Gregg Reynolds wrote:
On 2/18/08, Geoff Steckel <[EMAIL PROTECTED]> wrote:
This is my last posting on this, take heart.

Please enlighten me if there are any -other-


http://acmqueue.com/modules.php?name=Content&pa=list_pages_issues&issue_id=26

See especially "Software and the Concurrency Revolution".   An
articulate and very readable discussion of why it's hard to do
threading /with current techniques/.  But they stop short of banning
the practice.

Thanks for the reference. It is well worth noting how much space
the article "Software and the Concurrency Revolution" puts towards
discussing locking and other methods of data access sequencing and
control.

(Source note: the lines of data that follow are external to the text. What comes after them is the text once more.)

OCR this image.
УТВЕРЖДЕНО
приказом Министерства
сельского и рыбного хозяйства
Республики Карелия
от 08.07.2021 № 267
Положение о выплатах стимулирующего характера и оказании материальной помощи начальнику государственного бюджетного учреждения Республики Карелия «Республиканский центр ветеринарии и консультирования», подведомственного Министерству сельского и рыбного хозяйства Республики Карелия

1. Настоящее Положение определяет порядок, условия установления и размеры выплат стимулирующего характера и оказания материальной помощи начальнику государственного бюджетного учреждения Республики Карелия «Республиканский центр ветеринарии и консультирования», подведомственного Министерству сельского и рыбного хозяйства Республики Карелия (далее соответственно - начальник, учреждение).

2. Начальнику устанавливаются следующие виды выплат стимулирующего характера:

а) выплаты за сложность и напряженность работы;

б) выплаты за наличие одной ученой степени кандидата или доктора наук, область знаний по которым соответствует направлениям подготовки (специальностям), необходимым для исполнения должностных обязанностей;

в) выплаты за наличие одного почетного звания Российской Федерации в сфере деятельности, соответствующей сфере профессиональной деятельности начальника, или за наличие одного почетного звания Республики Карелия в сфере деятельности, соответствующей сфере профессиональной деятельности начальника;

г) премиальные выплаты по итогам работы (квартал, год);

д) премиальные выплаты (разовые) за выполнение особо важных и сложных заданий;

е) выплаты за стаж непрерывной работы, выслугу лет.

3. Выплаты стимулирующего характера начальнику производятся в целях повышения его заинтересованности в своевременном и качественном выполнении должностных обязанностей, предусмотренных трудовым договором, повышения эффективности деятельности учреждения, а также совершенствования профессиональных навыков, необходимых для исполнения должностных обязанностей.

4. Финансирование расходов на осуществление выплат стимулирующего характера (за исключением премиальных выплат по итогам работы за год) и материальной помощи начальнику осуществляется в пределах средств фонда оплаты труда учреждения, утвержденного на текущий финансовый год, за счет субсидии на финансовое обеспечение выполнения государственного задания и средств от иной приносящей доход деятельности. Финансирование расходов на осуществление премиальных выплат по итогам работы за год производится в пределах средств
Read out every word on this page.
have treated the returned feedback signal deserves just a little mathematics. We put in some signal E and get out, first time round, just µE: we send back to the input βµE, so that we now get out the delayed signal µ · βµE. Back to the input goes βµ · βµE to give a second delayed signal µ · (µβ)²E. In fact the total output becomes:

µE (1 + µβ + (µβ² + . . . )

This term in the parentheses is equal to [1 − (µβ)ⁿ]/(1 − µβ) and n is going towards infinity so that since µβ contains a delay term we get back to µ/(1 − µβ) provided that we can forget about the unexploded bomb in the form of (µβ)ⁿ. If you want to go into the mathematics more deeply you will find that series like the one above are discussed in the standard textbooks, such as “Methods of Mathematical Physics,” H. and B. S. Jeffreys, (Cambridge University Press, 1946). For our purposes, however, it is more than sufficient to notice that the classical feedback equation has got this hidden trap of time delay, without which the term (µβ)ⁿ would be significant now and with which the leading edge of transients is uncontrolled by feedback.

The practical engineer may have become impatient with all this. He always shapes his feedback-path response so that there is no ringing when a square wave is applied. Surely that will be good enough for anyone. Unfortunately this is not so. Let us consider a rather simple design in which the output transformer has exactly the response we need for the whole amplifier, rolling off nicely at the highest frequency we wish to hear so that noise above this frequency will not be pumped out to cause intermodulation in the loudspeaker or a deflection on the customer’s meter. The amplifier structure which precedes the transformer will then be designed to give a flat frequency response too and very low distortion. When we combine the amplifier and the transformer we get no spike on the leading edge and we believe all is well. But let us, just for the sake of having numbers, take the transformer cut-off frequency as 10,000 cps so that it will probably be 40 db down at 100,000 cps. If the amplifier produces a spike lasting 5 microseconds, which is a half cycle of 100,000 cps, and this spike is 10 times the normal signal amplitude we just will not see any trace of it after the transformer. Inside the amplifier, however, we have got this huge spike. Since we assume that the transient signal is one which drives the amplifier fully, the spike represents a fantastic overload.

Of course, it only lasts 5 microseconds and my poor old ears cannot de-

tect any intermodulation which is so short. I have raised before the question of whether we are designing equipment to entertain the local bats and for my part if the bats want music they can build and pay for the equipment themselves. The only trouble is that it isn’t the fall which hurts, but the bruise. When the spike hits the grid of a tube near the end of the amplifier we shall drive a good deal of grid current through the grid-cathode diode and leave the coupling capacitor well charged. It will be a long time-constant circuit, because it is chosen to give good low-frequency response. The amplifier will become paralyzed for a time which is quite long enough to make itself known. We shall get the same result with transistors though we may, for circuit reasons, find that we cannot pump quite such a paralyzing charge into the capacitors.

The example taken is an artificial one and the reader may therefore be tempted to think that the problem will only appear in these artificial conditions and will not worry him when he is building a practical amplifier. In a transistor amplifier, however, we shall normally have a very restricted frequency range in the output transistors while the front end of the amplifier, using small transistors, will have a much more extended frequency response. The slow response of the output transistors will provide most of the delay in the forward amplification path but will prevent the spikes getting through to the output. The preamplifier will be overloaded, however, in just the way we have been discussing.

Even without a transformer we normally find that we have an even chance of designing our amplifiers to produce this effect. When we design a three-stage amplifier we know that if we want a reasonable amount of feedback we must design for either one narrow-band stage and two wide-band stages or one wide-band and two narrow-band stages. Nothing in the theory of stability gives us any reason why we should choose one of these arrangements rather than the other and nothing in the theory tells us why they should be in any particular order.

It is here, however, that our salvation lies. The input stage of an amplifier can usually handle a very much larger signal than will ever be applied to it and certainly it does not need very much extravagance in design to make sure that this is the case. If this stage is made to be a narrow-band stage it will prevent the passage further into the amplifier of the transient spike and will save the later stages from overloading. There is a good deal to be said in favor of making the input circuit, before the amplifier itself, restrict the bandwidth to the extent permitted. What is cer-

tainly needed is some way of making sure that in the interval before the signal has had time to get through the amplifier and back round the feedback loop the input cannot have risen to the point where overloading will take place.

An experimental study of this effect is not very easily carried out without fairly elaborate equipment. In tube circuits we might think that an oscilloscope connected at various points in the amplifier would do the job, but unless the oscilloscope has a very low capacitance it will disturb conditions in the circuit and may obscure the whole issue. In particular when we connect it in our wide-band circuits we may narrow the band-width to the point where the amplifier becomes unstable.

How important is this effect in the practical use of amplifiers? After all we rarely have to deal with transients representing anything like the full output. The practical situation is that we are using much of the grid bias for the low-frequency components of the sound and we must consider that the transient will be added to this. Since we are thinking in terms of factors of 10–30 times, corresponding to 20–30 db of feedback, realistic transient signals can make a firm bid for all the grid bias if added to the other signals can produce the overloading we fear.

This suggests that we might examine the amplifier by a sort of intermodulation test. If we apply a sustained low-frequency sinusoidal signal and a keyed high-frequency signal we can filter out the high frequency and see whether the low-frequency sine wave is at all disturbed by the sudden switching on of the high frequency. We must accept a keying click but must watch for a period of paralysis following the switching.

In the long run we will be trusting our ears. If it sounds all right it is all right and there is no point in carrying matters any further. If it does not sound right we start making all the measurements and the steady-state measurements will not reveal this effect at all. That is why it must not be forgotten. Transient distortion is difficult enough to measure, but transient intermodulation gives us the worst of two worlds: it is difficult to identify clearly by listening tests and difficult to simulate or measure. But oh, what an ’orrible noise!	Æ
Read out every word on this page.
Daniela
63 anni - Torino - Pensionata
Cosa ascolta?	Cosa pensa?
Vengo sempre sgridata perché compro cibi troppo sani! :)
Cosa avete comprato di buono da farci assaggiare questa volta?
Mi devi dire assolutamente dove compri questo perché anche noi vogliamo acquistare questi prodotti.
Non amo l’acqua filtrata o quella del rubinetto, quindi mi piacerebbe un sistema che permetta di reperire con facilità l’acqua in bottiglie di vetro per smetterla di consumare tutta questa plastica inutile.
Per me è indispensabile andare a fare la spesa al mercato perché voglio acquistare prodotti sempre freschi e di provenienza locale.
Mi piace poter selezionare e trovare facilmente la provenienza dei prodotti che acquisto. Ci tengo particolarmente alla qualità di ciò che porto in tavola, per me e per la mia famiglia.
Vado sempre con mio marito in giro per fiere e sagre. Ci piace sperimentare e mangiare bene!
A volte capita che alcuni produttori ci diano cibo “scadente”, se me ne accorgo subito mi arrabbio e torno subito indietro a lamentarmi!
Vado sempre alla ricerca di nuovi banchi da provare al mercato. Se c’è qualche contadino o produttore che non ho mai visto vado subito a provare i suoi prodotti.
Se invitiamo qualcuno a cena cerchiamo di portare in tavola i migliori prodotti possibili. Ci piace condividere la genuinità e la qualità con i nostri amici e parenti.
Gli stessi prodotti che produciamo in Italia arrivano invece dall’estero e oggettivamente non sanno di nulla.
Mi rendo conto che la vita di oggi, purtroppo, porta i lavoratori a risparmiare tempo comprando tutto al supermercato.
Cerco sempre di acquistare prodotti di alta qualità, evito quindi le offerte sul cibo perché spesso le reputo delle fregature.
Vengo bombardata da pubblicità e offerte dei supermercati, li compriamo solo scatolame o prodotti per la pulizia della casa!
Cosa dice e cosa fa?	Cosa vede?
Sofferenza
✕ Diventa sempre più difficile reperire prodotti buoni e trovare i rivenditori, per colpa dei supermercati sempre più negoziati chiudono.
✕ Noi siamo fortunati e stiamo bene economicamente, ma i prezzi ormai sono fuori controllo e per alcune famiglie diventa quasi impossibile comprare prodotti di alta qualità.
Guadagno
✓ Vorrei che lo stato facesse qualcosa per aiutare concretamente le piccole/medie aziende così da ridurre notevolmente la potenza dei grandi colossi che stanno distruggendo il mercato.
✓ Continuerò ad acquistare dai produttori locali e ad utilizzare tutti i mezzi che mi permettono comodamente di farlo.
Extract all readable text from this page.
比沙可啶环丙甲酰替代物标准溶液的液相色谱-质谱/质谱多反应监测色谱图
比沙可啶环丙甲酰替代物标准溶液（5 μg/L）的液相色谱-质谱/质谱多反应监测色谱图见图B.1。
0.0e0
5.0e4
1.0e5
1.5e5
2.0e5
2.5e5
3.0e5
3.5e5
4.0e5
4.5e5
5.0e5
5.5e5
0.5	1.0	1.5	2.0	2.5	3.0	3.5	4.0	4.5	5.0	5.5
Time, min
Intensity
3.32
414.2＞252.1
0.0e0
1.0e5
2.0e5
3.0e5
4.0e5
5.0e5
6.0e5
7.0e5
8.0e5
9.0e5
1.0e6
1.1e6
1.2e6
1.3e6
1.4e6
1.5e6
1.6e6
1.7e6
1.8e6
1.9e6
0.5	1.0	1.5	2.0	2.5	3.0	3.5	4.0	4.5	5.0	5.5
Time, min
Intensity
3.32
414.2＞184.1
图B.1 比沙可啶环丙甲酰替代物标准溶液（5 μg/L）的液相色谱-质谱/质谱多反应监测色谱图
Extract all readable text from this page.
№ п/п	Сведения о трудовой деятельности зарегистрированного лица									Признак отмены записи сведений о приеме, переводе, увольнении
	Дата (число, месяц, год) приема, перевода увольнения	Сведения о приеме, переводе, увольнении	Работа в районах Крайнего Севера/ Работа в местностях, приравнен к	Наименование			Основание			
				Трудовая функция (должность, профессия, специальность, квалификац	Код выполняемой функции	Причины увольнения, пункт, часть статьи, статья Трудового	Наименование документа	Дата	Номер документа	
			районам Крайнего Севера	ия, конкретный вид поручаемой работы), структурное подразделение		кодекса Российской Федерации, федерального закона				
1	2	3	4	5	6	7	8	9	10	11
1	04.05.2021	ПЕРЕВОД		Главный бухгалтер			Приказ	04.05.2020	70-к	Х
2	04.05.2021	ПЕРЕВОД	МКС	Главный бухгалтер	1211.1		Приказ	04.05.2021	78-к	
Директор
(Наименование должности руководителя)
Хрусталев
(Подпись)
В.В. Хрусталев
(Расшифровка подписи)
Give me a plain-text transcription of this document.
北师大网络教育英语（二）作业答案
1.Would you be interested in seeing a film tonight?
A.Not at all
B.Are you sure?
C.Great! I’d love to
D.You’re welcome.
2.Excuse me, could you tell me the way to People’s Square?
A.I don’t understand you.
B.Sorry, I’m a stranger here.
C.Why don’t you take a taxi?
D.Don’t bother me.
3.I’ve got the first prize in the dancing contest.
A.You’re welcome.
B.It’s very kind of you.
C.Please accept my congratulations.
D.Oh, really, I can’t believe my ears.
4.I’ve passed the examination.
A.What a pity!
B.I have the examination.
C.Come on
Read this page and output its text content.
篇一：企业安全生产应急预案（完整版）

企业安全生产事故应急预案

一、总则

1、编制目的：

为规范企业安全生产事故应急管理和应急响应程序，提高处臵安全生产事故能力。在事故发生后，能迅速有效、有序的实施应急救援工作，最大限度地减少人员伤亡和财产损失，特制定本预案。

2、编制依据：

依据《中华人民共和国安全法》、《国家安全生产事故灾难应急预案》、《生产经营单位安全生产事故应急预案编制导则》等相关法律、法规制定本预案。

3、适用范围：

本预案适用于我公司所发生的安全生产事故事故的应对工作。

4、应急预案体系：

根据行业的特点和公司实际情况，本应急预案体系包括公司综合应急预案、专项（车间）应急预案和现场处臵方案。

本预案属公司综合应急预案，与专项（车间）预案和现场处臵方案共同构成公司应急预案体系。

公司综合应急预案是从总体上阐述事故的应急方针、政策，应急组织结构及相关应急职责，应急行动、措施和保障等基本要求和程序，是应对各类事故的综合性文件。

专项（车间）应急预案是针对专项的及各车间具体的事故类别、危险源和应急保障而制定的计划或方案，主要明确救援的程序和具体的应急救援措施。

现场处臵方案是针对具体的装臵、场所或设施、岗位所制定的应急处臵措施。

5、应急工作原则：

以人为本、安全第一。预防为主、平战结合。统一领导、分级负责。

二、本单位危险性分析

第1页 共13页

Controlling data access sharing is hard, and uncontrolled
access sharing is predictably bad.

I will admit skimming the issue in order to reply quickly.
I did not see any discussion (though it should be and probably is
in the text, just not in what I looked at) of the impact of
complex memory architectures on efficiency and concurrency.
That architecture can drastically change the optimum access paradigm
for best speed.

Also, something I also didn't see (though it probably is mentioned)
hardware vendors are seriously considering asymmetrical multicore processors
where there are significant differences in capabilities among the CPUs
on a chip. This also can drive program architecture towards using as little
memory space sharing as possible for highest speed in some cases.